On Brains, Beauty, and the Spirit of the Hive

"What is this 'spirit of the hive'--where does it reside?"

In his poetic, philosophically rich treatise on honeybees, The Life of the Bee, Maurice Maeterlinck asked this question regarding the mystery whereby 60,000+ honeybees in a colony carry out innumerable tasks in a highly effective, coordinated manner; locate and share data on the ever-shifting array of available nectar sources; decide when to swarm or supercede an old queen; coordinate defense of their colony; and, through countless incremental acts of cooperation, specialization, and communication, achieve the goals of reproduction and survival.

Watching the colony from the human-outside, one begins to suspect that the underpinning of this ameobic mind-body-spirit is a vast communication network that makes the Internet look quaint and the Psychic Hotline look like Amateur Hour.
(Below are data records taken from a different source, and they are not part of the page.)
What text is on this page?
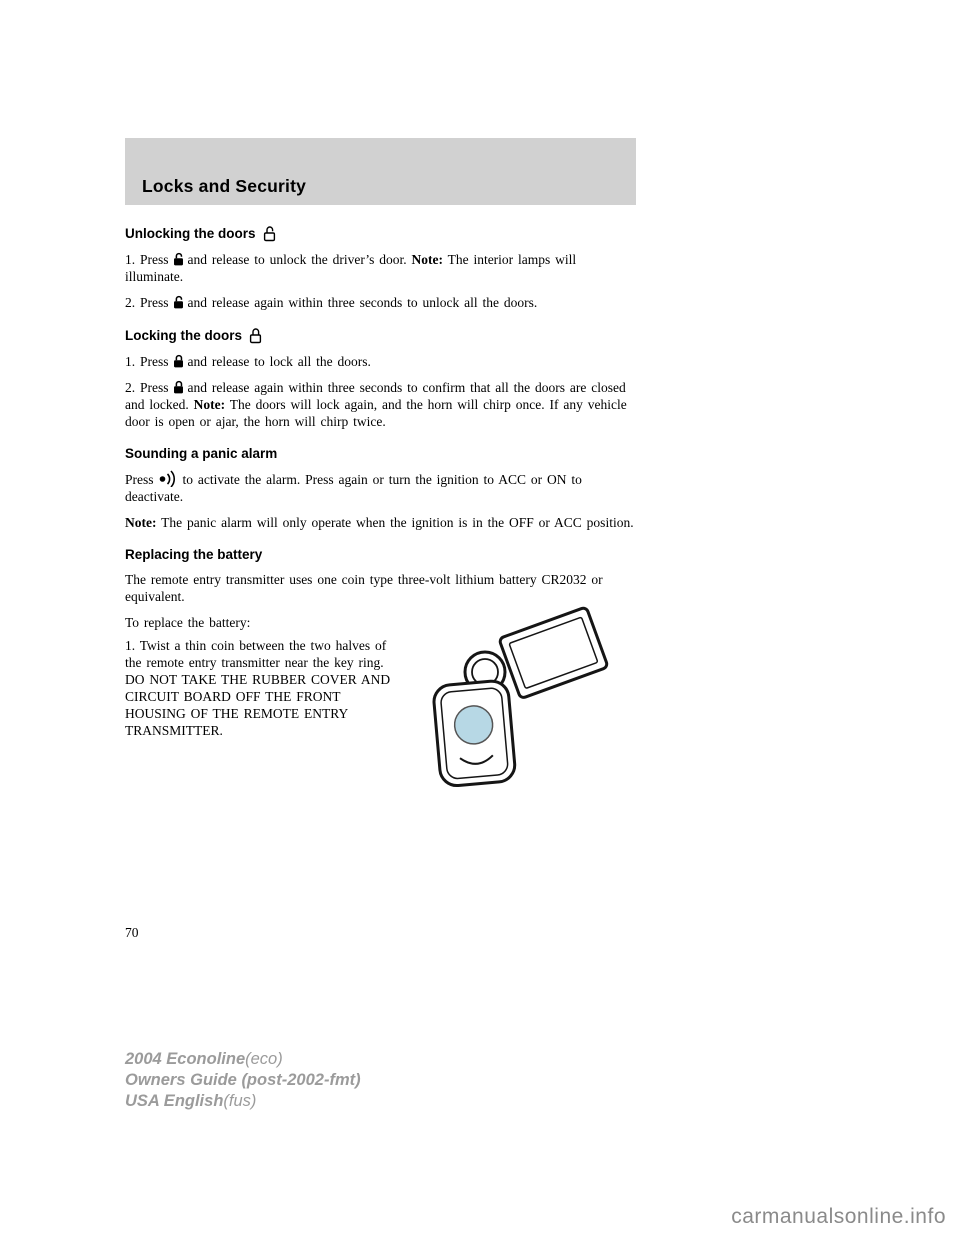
Locks and Security
Unlocking the doors

1. Press and release to unlock the driver’s door. Note: The interior lamps will illuminate.

2. Press and release again within three seconds to unlock all the doors.

Locking the doors

1. Press and release to lock all the doors.

2. Press and release again within three seconds to confirm that all the doors are closed and locked. Note: The doors will lock again, and the horn will chirp once. If any vehicle door is open or ajar, the horn will chirp twice.

Sounding a panic alarm

Press to activate the alarm. Press again or turn the ignition to ACC or ON to deactivate.

Note: The panic alarm will only operate when the ignition is in the OFF or ACC position.

Replacing the battery

The remote entry transmitter uses one coin type three-volt lithium battery CR2032 or equivalent.

To replace the battery:

1. Twist a thin coin between the two halves of the remote entry transmitter near the key ring. DO NOT TAKE THE RUBBER COVER AND CIRCUIT BOARD OFF THE FRONT HOUSING OF THE REMOTE ENTRY TRANSMITTER.

70
2004 Econoline(eco)
Owners Guide (post-2002-fmt)
USA English(fus)
carmanualsonline.info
Maeterlinck was grappling with these questions in 1901, and pretty much everyone who has written about honeybees before or since has wound up doing the same. It's impossible to watch a colony in action without perceiving a deeply complex mind at work. And, as humans entranced with power and hierarchy, it really messes with our heads to think of "queen" and "workers" without making all sorts of assumptions and projections about who's running the show in there.

Having been at this beekeeping thing for only a few weeks, I don't pretend to have the faintest clue about what's going on in the hives. I am watching the bees, reading as much as I can about them, and savoring the mysteries they pose.

I was pleased to come upon the article below on honeybees behavior and colony dynamics this morning. It describes some interesting new research on honeybee behavior, plus a quick overview of honeybee basics like the "waggle dance."

Undergraduate research shows leaderless honeybee organizing from PhysOrg.com

Undergraduate education generally involves acquiring “received knowledge” – in other words, absorbing the past discoveries of scholars and scientists. But University of North Carolina at Charlotte senior biology major Andrew Pierce went beyond the textbooks and uncovered something previously unknown.[...]

Of course, the article contains the annoying (requisite) pronouncement that, "Bees do not have large brains and are not capable of complex thought like humans." To which I say, Their brains may be small, but they're still outwitting the scientists trying to figure them out!

It seems most every article about how "complex" or "intelligent" an animal is includes the comforting caveat that "they're not as smart as us"—because we humans are just SOOOO smart! (It makes us feel bad to consider the possibility that intelligence takes many forms and expressions that we, in our supremely limited way of seeing things, simply fail to appreciate, recognize, or understand.)

That's what I like about the honeybees—they make us look kind of dumb.